Future computer systems need to be significantly faster than the supercomputers around today, scientists believe. One reason is because analyzing complex problems properly, such as climate modeling, takes increasing work. Massive quantities of calculations, performed at high speed, and delivered in mistake-free data analysis is needed for the fresh insights and discoveries expected down the road.
Limitations, though, exist in current storage, processing and software, among other components.
The U.S. Department of Energy’s four year $48 million Exascale Computing Project (ECP), started at the end of last year for science and national security purposes, plans to overcome those challenges. It explains some of the potential hiccups it will be running into on its Argonne National Laboratory website. Part of the project is being studied at the lab.
The most radical of the ECP undertaking’s thrusts is based on the assumption that memory is, and will continue to be too expensive to be used in the same way it is today—where it matches processing power.
“Exascale systems will be 50 times faster than existing systems,” says Ian Foster, of the University of Chicago and Argonne, on the website. “But it would be too expensive to build out storage that would be 50 times faster as well.”
Data volumes need to be reduced by a factor of 10, the project’s scientists believe. That could introduce errors, but those errors can’t affect the scientific end-results. Summarizing data, and reducing features from the initial data are among angles being explored. But lossy compression is an approach that may well be used, they think. That’s a similar technique to how a smartphone converts images captured on its sensor into smaller JPEG files—reducing the amount of superfluous data. Data is lost, but no one notices.
Other problems manifest themselves with applications running at the new, high speeds. “Faults in high-performance systems are a common occurrence,” Argonne computer scientist Franck Cappello says. “And some of them lead to failures.”

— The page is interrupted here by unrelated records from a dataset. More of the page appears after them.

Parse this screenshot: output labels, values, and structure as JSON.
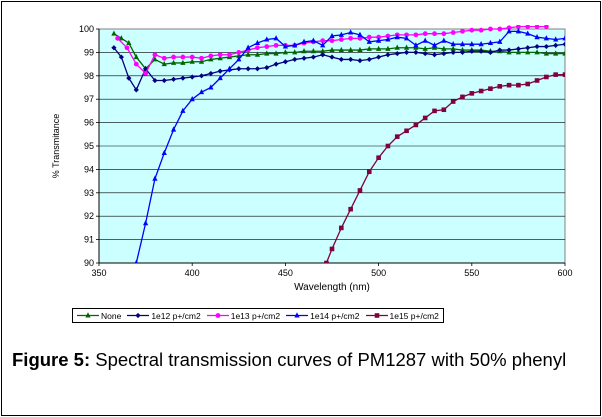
{
  "chart_data": {
    "type": "line",
    "xlabel": "Wavelength (nm)",
    "ylabel": "% Transmitance",
    "xlim": [
      350,
      600
    ],
    "ylim": [
      90,
      100
    ],
    "xticks": [
      350,
      400,
      450,
      500,
      550,
      600
    ],
    "yticks": [
      90,
      91,
      92,
      93,
      94,
      95,
      96,
      97,
      98,
      99,
      100
    ],
    "grid": "horizontal",
    "plot_background": "#ccffff",
    "legend_position": "bottom",
    "series": [
      {
        "name": "None",
        "color": "#006600",
        "marker": "triangle",
        "x": [
          358,
          362,
          366,
          370,
          375,
          380,
          385,
          390,
          395,
          400,
          405,
          410,
          415,
          420,
          425,
          430,
          435,
          440,
          445,
          450,
          455,
          460,
          465,
          470,
          475,
          480,
          485,
          490,
          495,
          500,
          505,
          510,
          515,
          520,
          525,
          530,
          535,
          540,
          545,
          550,
          555,
          560,
          565,
          570,
          575,
          580,
          585,
          590,
          595,
          600
        ],
        "y": [
          99.8,
          99.6,
          99.4,
          98.8,
          98.3,
          98.7,
          98.5,
          98.55,
          98.55,
          98.6,
          98.6,
          98.7,
          98.75,
          98.8,
          98.85,
          98.9,
          98.9,
          98.95,
          98.95,
          99.0,
          99.0,
          99.05,
          99.05,
          99.05,
          99.1,
          99.1,
          99.1,
          99.1,
          99.15,
          99.15,
          99.15,
          99.2,
          99.2,
          99.2,
          99.15,
          99.2,
          99.15,
          99.15,
          99.1,
          99.1,
          99.1,
          99.05,
          99.05,
          99.0,
          99.0,
          99.0,
          99.0,
          98.95,
          98.95,
          98.95
        ]
      },
      {
        "name": "1e12 p+/cm2",
        "color": "#000080",
        "marker": "diamond",
        "x": [
          358,
          362,
          366,
          370,
          375,
          380,
          385,
          390,
          395,
          400,
          405,
          410,
          415,
          420,
          425,
          430,
          435,
          440,
          445,
          450,
          455,
          460,
          465,
          470,
          475,
          480,
          485,
          490,
          495,
          500,
          505,
          510,
          515,
          520,
          525,
          530,
          535,
          540,
          545,
          550,
          555,
          560,
          565,
          570,
          575,
          580,
          585,
          590,
          595,
          600
        ],
        "y": [
          99.2,
          98.8,
          97.9,
          97.4,
          98.3,
          97.8,
          97.8,
          97.85,
          97.9,
          97.95,
          98.0,
          98.1,
          98.2,
          98.25,
          98.3,
          98.3,
          98.3,
          98.35,
          98.5,
          98.6,
          98.7,
          98.75,
          98.8,
          98.9,
          98.8,
          98.7,
          98.7,
          98.65,
          98.7,
          98.8,
          98.9,
          98.95,
          99.0,
          99.0,
          98.95,
          98.9,
          98.95,
          99.0,
          99.0,
          99.05,
          99.05,
          99.0,
          99.1,
          99.1,
          99.15,
          99.2,
          99.25,
          99.25,
          99.3,
          99.35
        ]
      },
      {
        "name": "1e13 p+/cm2",
        "color": "#ff00ff",
        "marker": "circle",
        "x": [
          360,
          365,
          370,
          375,
          380,
          385,
          390,
          395,
          400,
          405,
          410,
          415,
          420,
          425,
          430,
          435,
          440,
          445,
          450,
          455,
          460,
          465,
          470,
          475,
          480,
          485,
          490,
          495,
          500,
          505,
          510,
          515,
          520,
          525,
          530,
          535,
          540,
          545,
          550,
          555,
          560,
          565,
          570,
          575,
          580,
          585,
          590
        ],
        "y": [
          99.6,
          99.2,
          98.5,
          98.1,
          98.9,
          98.75,
          98.8,
          98.8,
          98.8,
          98.75,
          98.85,
          98.9,
          98.9,
          99.0,
          99.1,
          99.2,
          99.25,
          99.3,
          99.3,
          99.3,
          99.4,
          99.45,
          99.5,
          99.5,
          99.55,
          99.6,
          99.6,
          99.65,
          99.65,
          99.7,
          99.75,
          99.75,
          99.75,
          99.8,
          99.8,
          99.8,
          99.85,
          99.9,
          99.95,
          99.95,
          100.0,
          100.0,
          100.05,
          100.1,
          100.1,
          100.1,
          100.1
        ]
      },
      {
        "name": "1e14 p+/cm2",
        "color": "#0000ff",
        "marker": "triangle",
        "x": [
          370,
          375,
          380,
          385,
          390,
          395,
          400,
          405,
          410,
          415,
          420,
          425,
          430,
          435,
          440,
          445,
          450,
          455,
          460,
          465,
          470,
          475,
          480,
          485,
          490,
          495,
          500,
          505,
          510,
          515,
          520,
          525,
          530,
          535,
          540,
          545,
          550,
          555,
          560,
          565,
          570,
          575,
          580,
          585,
          590,
          595,
          600
        ],
        "y": [
          90.0,
          91.7,
          93.6,
          94.7,
          95.7,
          96.5,
          97.0,
          97.3,
          97.5,
          97.9,
          98.3,
          98.7,
          99.2,
          99.4,
          99.55,
          99.6,
          99.25,
          99.3,
          99.45,
          99.5,
          99.3,
          99.7,
          99.75,
          99.85,
          99.75,
          99.45,
          99.5,
          99.55,
          99.65,
          99.6,
          99.3,
          99.5,
          99.3,
          99.5,
          99.35,
          99.35,
          99.35,
          99.35,
          99.4,
          99.45,
          99.9,
          99.9,
          99.8,
          99.65,
          99.6,
          99.55,
          99.6
        ]
      },
      {
        "name": "1e15 p+/cm2",
        "color": "#800040",
        "marker": "square",
        "x": [
          472,
          475,
          480,
          485,
          490,
          495,
          500,
          505,
          510,
          515,
          520,
          525,
          530,
          535,
          540,
          545,
          550,
          555,
          560,
          565,
          570,
          575,
          580,
          585,
          590,
          595,
          600
        ],
        "y": [
          90.0,
          90.6,
          91.5,
          92.3,
          93.1,
          93.9,
          94.5,
          95.0,
          95.4,
          95.65,
          95.9,
          96.2,
          96.5,
          96.55,
          96.9,
          97.1,
          97.25,
          97.35,
          97.45,
          97.55,
          97.6,
          97.6,
          97.65,
          97.8,
          97.95,
          98.05,
          98.05
        ]
      }
    ]
  },
  "caption": {
    "label": "Figure 5:",
    "text": " Spectral transmission curves of PM1287 with 50% phenyl"
  }
}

Cappello reckons that an advanced form of checkpoint/restart should be pursued. Checkpoint/restart is a way to continue calculating after a computer crash, with no loss of data. It’s accomplished by reverting to a known checkpoint that was created before the failure. The same concept is used already today, but ECP’s will be more scalable, the group claim.
“Efficiency of memory and storage have to keep up with the increase in computation rates and data movement requirements,” Pete Beckman, of Argonne, adds in one of the website articles. The problem being that a more complicated, larger memory arrangement “affects how quickly you can retrieve it.”
Power is a further issue, the lab believes. “Tens of megawatts of power” will be needed.
Processing cores, too, will need special management. So software must be created and implemented to partition and organize the multiple cores. “Improving performance by say, two to three percent, is equivalent to thousands of laptops’ worth of computation,” Beckman says. Containerization, where cores are grouped together and controlled as a unit will be used to manage the processing.
“Imagine you were able to solve a problem 50 times faster than you can now,” the lab says. “The ability to create such complex simulations helps researchers solve some of the world’s largest, most complex problems.”